Skittles is sued over claims candy's colorant can cause BRAIN DAMAGE

Taste the brain damage! Skittles manufacturer is sued over claims candies contain poisonous colorant titanium dioxide which can damage vital organs and DNA

  • Mars Inc pledged six years ago to phase out the poisonous colorant titanium dioxide from its food
  • But a lawsuit filed by California woman Jenile Thames Thursday alleges that ‘heightened levels’ of the additive continue to be used
  • On Thursday, a lawsuit was filed in Oakland California Federal Court by Jenile Thames, accusing the company of using heightened levels of TiO2 food additive
  • The European Union will be banning the colorful candies next month after it was   deemed unsafe because of its ability to change DNA, the lawsuit claims

Skittles manufacturer Mars Inc. has been sued by a California woman who claims a colorant used in the candies is dangerous and puts people at risk of damage to their brains and DNA.  

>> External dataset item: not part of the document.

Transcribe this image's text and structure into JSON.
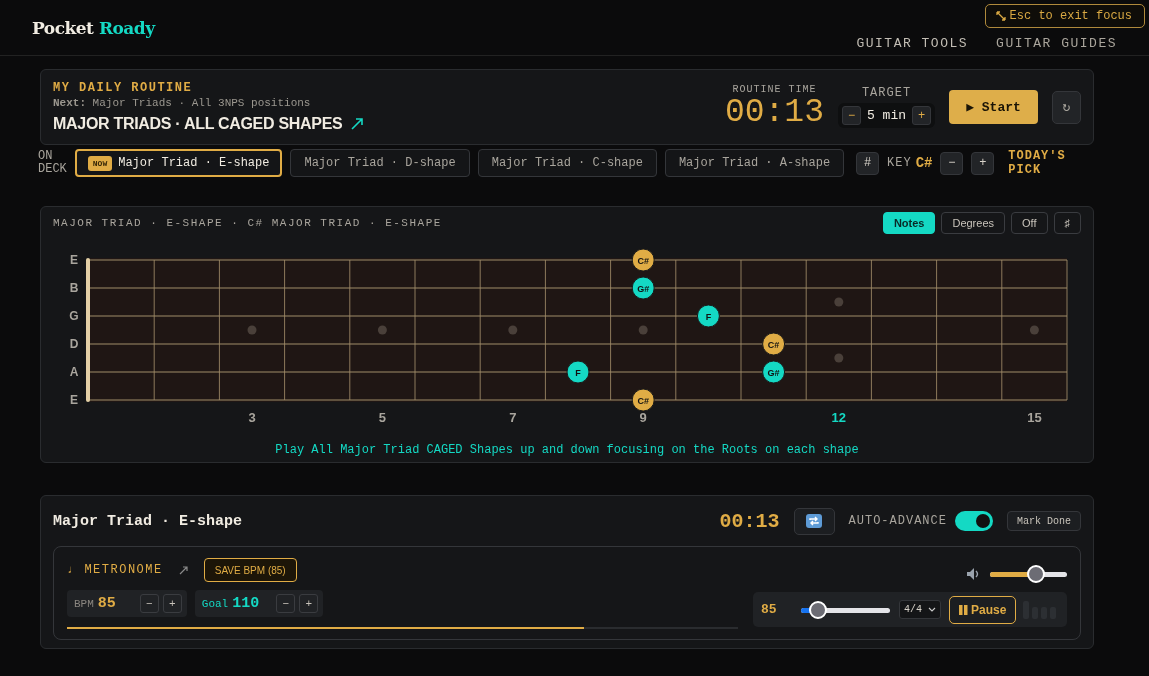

In a proposed class action filed on Thursday in the Oakland, California federal court, Jenile Thames accused Mars of endangering unsuspecting Skittles eaters by using ‘heightened levels’ of titanium dioxide, or TiO2, as a food additive.

The lawsuit highlighted how titanium dioxide will be banned in the European Union next month after a food safety regulator there deemed it unsafe because of ‘genotoxicity,’ or the ability to change DNA.

TiO2 – which is used as a colorant in Skittles – is also feared to have the ability to damage vital organs including the brain, if consumed in dangerous quantities. 

It is generally used to provide a white or cloudy background on products.

Those foodstuffs can then be sprayed-over with the bright colors that Skittles  – whose slogan is Taste the Rainbow – are famous for. 

Skittles parent firm Mars Inc. has been sued in California over claims the famous candies contain a colorant called titanium dioxide that can alter DNA and cause brain damage 

‘A reasonable consumer would expect that can be safely purchased and consumed as marketed and sold,’ the complaint said. ‘However, the products are not safe.’

The lawsuit seeks unspecified damages for fraud and violations of California consumer protection laws.

Mars did not immediately respond on Friday to requests for comment. has also contacted Thames for a comment. 

The McLean, Virginia-based company, which is private, had pledged in February 2016 to remove artificial colors from its food products over the next five years.

But Thames’ lawsuit alleges that was just a ruse to keep consumers happy, and that Mars Inc. continues to pump the chemical into its candies.

She says the firm should print warnings on its packaging to make consumers aware of the dangers of consuming titanium dioxide.  

In October 2016, it confirmed that titanium dioxide was among the colorants being removed, according to the nonprofit Center for Food Safety, citing an email from Mars.

The case was filed in Oakland Federal Court, pictured, on Thursday 

According to the lawsuit, titanium dioxide is used in paint, adhesives, plastics and roofing materials, and can cause DNA, brain and organ damage, and well as lesions in the liver and kidneys.

Thames, of San Leandro, California, said she bought Skittles at a local QuikStop in April, and would not have done so had he known their contents.

He said checking the label would not have helped because the ingredients on Skittles’ bright-red packages are hard to read.

The Guardian reported that the European Food Safety Authority warned titanium dioxide ‘can no longer be considered safe as a food additive.’

Its officials added: ‘A critical element in reaching this conclusion is that we could not exclude genotoxicity concerns after consumption of titanium dioxide particles.

‘After oral ingestion, the absorption of titanium dioxide particles is low, however they can accumulate in the body.’